Tanah mempunyai hubungan sangat fundamental dengan manusia. Dalam bahasa agama, manusia diciptakan Allah dan akan kembali kepada Allah kepada dasarnya yaitu tanah. Karena sesuai dengan asal proses penciptaan manusia adalah berasal dari tanah, maka akhir hidupnya akan kembali pada tanah: dari tanah kembali ke tanah.
Itu juga yang membuat hubungan antara manusia dan atau masyarakat dengan tanah ini bersifat abadi. Tanah juga merupakan sumber ekonomi hingga politik yang mengandung pesan religius hingga magis dengan hak-hak atas tanah yang bersifat abadi sekaligus mengandung unsur kebersamaan.
Makna dan manfaat tanah bagi manusia tidak terbantahkan. Ia tidak hanya memberi fungsi ekonomis, politis, namun juga kultural, kehormatan, identitas, hingga harga diri. Tanah tidak semata-mata berarti benda dalam arti fisiknya, namun di atasnya lah dibangun ruang sosial, berbagai hubungan dijalin, persaingan terjadi, penguasaan dominan dan politik dikontestasikan. Hak atas tanah menjadi pemicu dan penyebab, pembentuk dan pengendali perubahan ditengah-tengah masyarakat nasional internasional.

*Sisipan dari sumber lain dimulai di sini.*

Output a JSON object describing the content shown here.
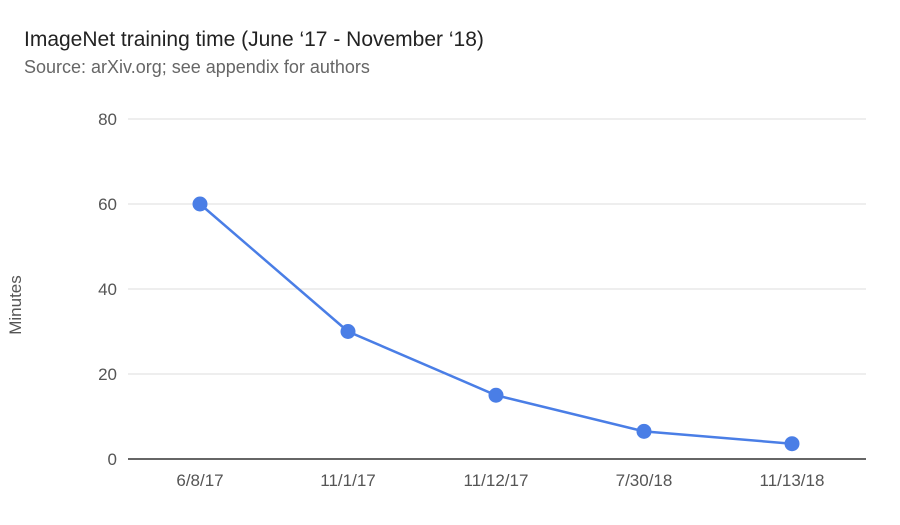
{
  "chart_data": {
    "type": "line",
    "title": "ImageNet training time (June ‘17 - November ‘18)",
    "subtitle": "Source: arXiv.org; see appendix for authors",
    "xlabel": "",
    "ylabel": "Minutes",
    "categories": [
      "6/8/17",
      "11/1/17",
      "11/12/17",
      "7/30/18",
      "11/13/18"
    ],
    "series": [
      {
        "values": [
          60,
          30,
          15,
          6.5,
          3.6
        ]
      }
    ],
    "ylim": [
      0,
      80
    ],
    "yticks": [
      0,
      20,
      40,
      60,
      80
    ],
    "grid": true,
    "legend": "none",
    "line_color": "#4a7ee6",
    "grid_color": "#dddddd",
    "axis_color": "#333333"
  }
}
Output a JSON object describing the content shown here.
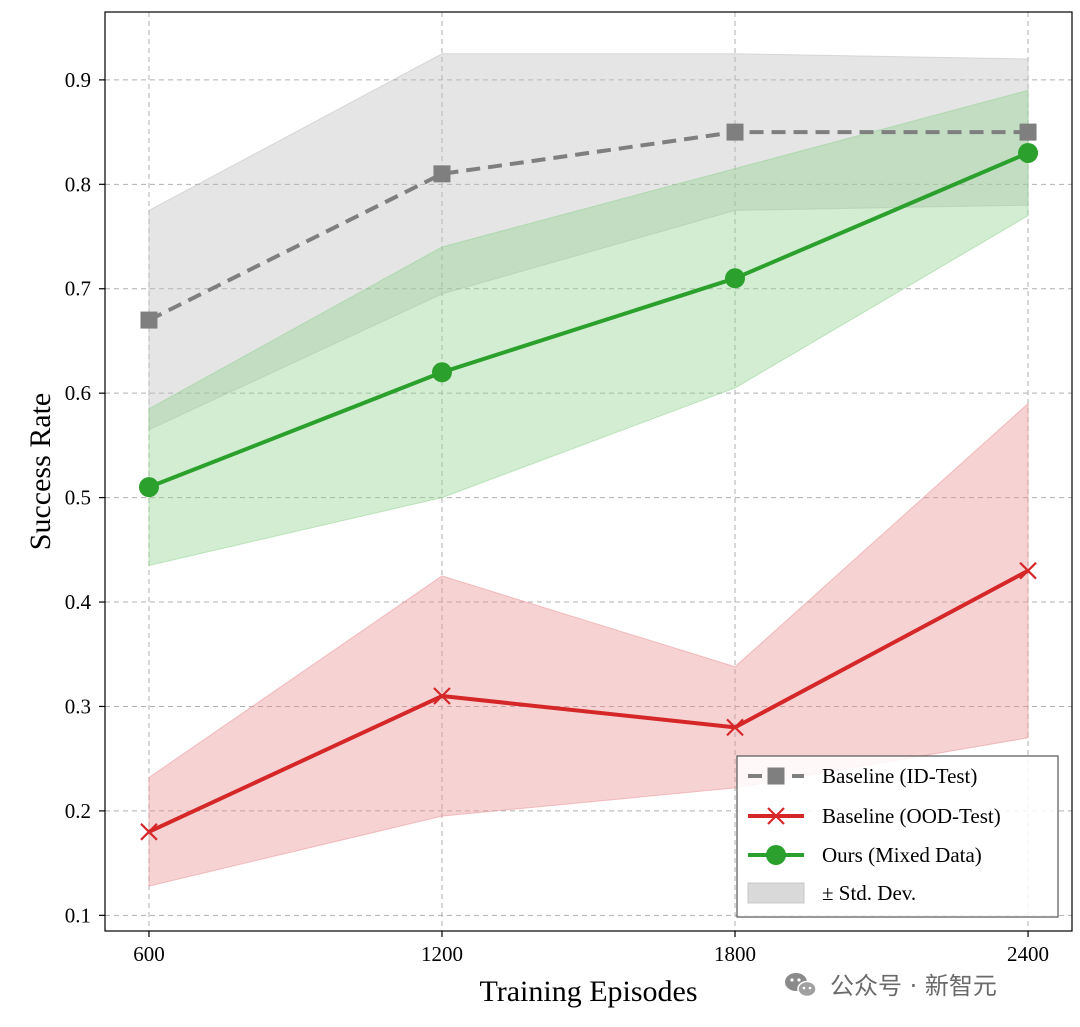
{
  "chart_data": {
    "type": "line",
    "title": "",
    "xlabel": "Training Episodes",
    "ylabel": "Success Rate",
    "x": [
      600,
      1200,
      1800,
      2400
    ],
    "x_tick_labels": [
      "600",
      "1200",
      "1800",
      "2400"
    ],
    "y_tick_labels": [
      "0.1",
      "0.2",
      "0.3",
      "0.4",
      "0.5",
      "0.6",
      "0.7",
      "0.8",
      "0.9"
    ],
    "xlim": [
      510,
      2490
    ],
    "ylim": [
      0.085,
      0.965
    ],
    "grid": true,
    "legend_position": "lower-right",
    "series": [
      {
        "name": "Baseline (ID-Test)",
        "values": [
          0.67,
          0.81,
          0.85,
          0.85
        ],
        "lower": [
          0.565,
          0.695,
          0.775,
          0.78
        ],
        "upper": [
          0.775,
          0.925,
          0.925,
          0.92
        ],
        "color": "#7f7f7f",
        "band_color": "#bdbdbd",
        "marker": "square",
        "line_style": "dashed"
      },
      {
        "name": "Baseline (OOD-Test)",
        "values": [
          0.18,
          0.31,
          0.28,
          0.43
        ],
        "lower": [
          0.128,
          0.195,
          0.222,
          0.27
        ],
        "upper": [
          0.232,
          0.425,
          0.338,
          0.59
        ],
        "color": "#d62728",
        "band_color": "#e98f91",
        "marker": "x",
        "line_style": "solid"
      },
      {
        "name": "Ours (Mixed Data)",
        "values": [
          0.51,
          0.62,
          0.71,
          0.83
        ],
        "lower": [
          0.435,
          0.5,
          0.605,
          0.77
        ],
        "upper": [
          0.585,
          0.74,
          0.815,
          0.89
        ],
        "color": "#2ca02c",
        "band_color": "#8fd28f",
        "marker": "circle",
        "line_style": "solid"
      }
    ],
    "band_legend_label": "± Std. Dev.",
    "band_legend_color": "#d9d9d9"
  },
  "watermark": {
    "text": "公众号 · 新智元",
    "icon": "wechat-icon"
  }
}
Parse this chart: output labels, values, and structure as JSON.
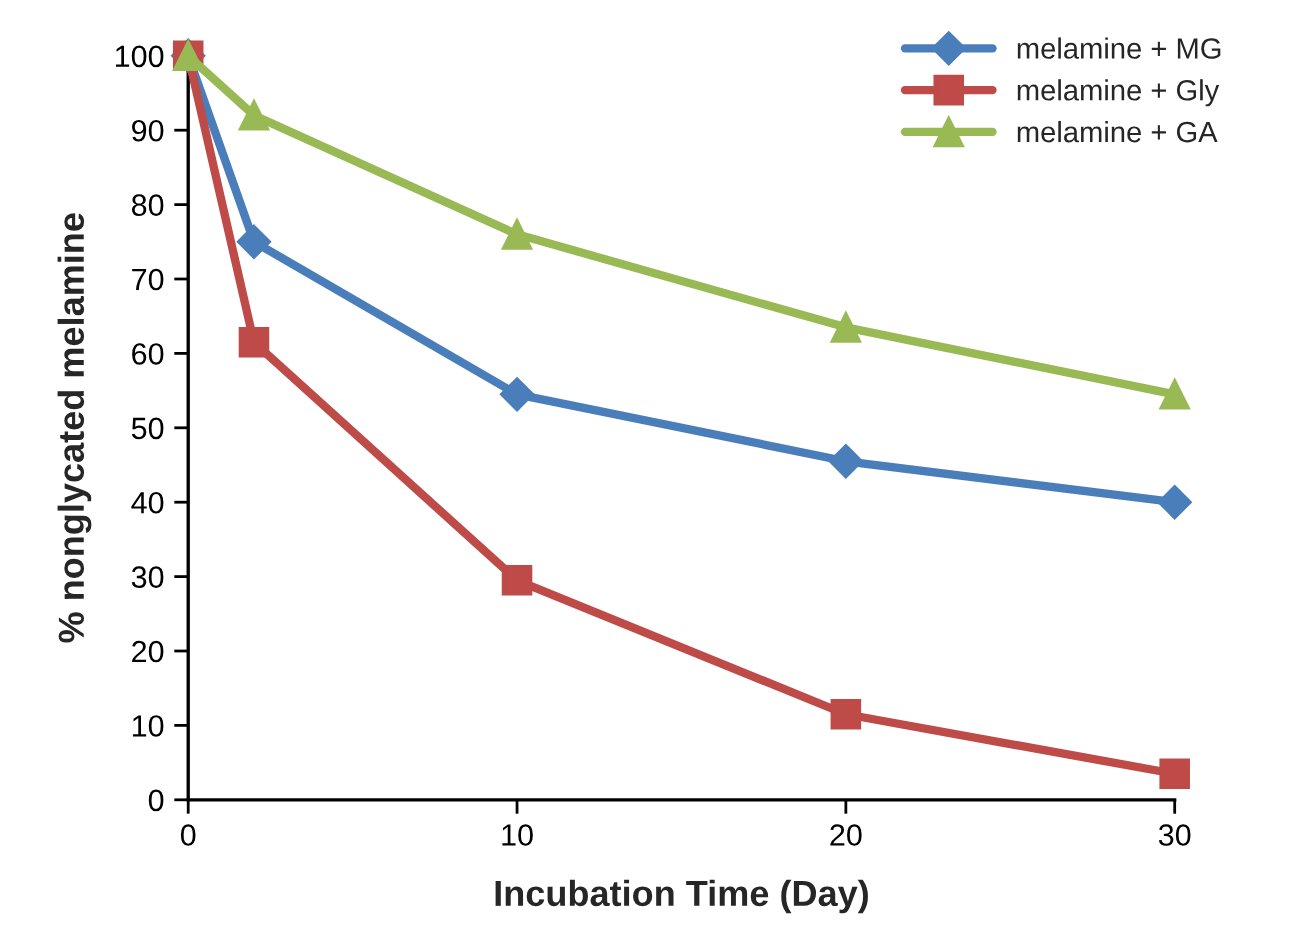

Tanah dalam konstitusi kita merupakan sumber agraria yang mengandung dua aspek utama: aspek kepemilikan-penguasaan dan aspek penggunaan-pemanfaatan. Secara hakiki, makna dan posisi strategis tanah dalam kehidupan masyarakat Indonesia tidak saja mengandung aspek fisik tetapi juga aspek sosial, ekonomi, budaya, politik, pertahanan-keamanan dan aspek hukum.
Secara filosofis, tanah cenderung diartikan sebagai land dan bukan soil, sehingga tanah dipandang dalam visi multidimensional. Dalam pandangan lain, tanah bagi masyarakat memiliki makna multidimensional:
- Dari sisi ekonomi tanah merupakan sarana produksi yang dapat mendatangkan kesejahteraan.
- Secara politis tanah dapat menentukan posisi seseorang dalam pengambilan keputusan politik & bernegara.
- Sebagai budaya yang dapat menentukan tinggi rendahnya status sosial pemiliknya.
- Tanah bermakna sakral karena berurusan dengan warisan dan masalah-masalah transedental.
- Sebagai budaya yang dapat menentukan tinggi rendahnya status sosial pemiliknya.
- Tanah sebagai sarana berproduksi untuk memenuhi kebutuhan
Di Indonesia masalah sumber daya agraria dalam arti luas diatur dalam konstitusi sebagaimana Pasal 33 ayat (3) UUD 1945. Pasal ini secara prinsip memberi landasan hukum bahwa bumi dan air serta kekayaan alam yang terkandung didalamnya, kewenangan pengaturan tanah seluruhnya diserahkan kepada negara sebagai suatu organisasi kekuasaan dan dipergunakan untuk sebesar-besarnya bagi kemakmuran rakyat.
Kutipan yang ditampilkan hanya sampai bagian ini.